Mr Friedman would put this in terms you can understand. It is not small beer but low-carb beer, in a bigger glass, with a whisky chaser.
Cafe is a kind of tax, of course – but a tax that is hidden. This is both its greatest political attraction and the clearest proof of its supporters’ unseriousness. Put this mandate on the car companies, its advocates say, and they must deal with it: everybody else is better off. The companies themselves would gain, for heaven’s sake, if only they had the wit to see it.
But if this is true, then the tight new standard is surely too loose. Why not tighten it more, and forget about phasing it in? Instant innovation for free. Before you know it the carmakers will be paying pensions again and we shall be getting 500 miles to the gallon. Why not run the whole economy this way?
It is bad that the underlying cost of Cafe is hidden, but worse that its effects are misdirected. The climate does not care whether greenhouse gases come from Hummers or Priuses, or from cooling your house or heating your swimming pool. We can set stringent fuel-economy rules for all energy-consuming activities, or we can recognise that the problem is carbon emissions, whether they come from tailpipes or power plants, and tax those instead. Make all carbon-based energy dearer and innovation on a wide front will follow, as it must if this problem is to be seriously addressed. If people want SUVs, fine – so long as they pay the full costs of driving them and economise efficiently on other forms of carbon-releasing energy too.
If Americans chose to, of course, they could buy fuel-efficient cars already – no innovation required. While nobody was looking, engineers in Europe and Japan were cunningly designing smaller cars. Yes, you just make them smaller! And drivers there snap them up because they have to pay two or three times as much for gasoline as Americans. Makes you think.

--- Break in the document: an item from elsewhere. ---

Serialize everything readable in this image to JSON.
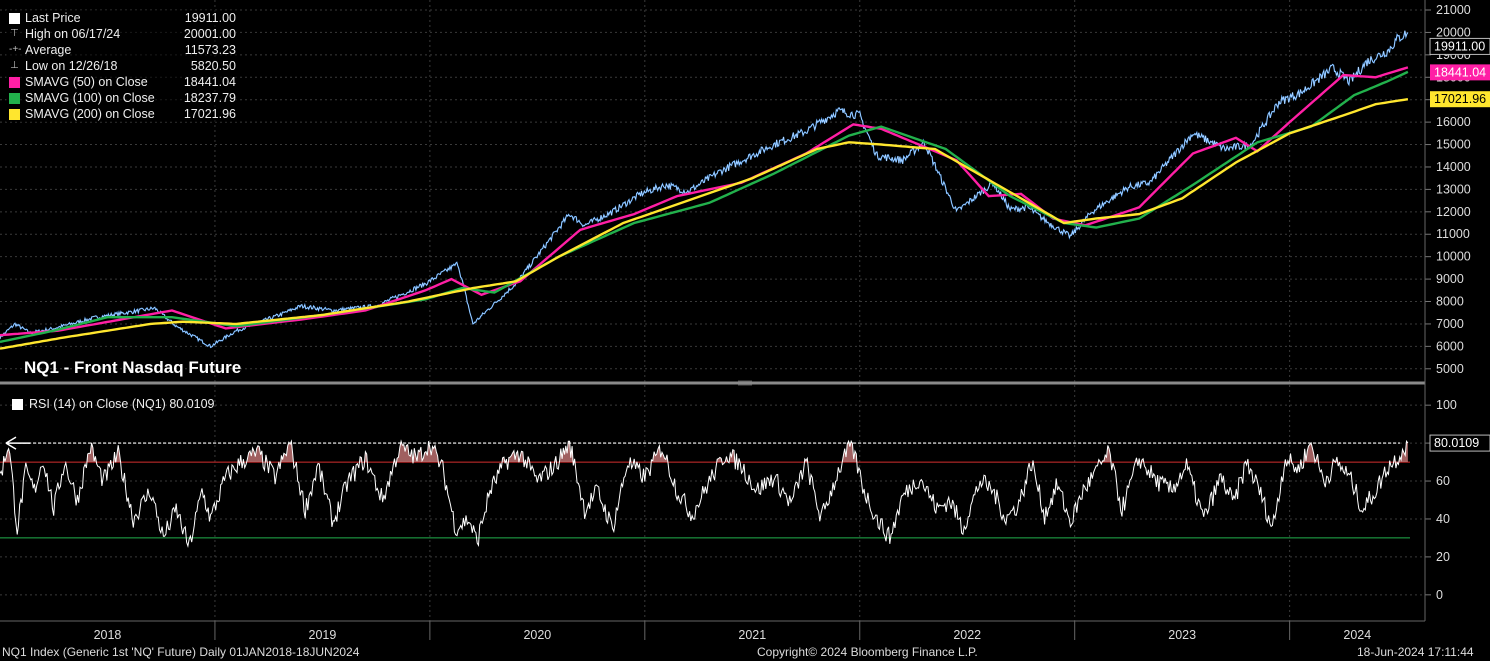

Switching to a lower-carbon economy has a cost. A high tax on gasoline makes it explicit, and is therefore dismissed as politically impossible. But the idea that the Cafe approach is costless, or that its costs will fall entirely on companies that had it coming anyway, is infantile. Given a choice between the ambitious and the fatuous, is it not better to press for the first?
And is the carbon-tax approach really so unrealistic?
Its chances are not improved by calling for inferior alternatives. A lot depends on who speaks up for the idea. Mr Dingell, so criticised by Mr Friedman and others on this issue, is trying to drum up support for a gas tax, a carbon tax and a cap on mortgage-interest tax relief for energy-guzzling houses. He has put draft legislation out for comment. Sure, Michigan’s Mr Dingell is in the pocket of America’s car companies. That does not mean he is wrong.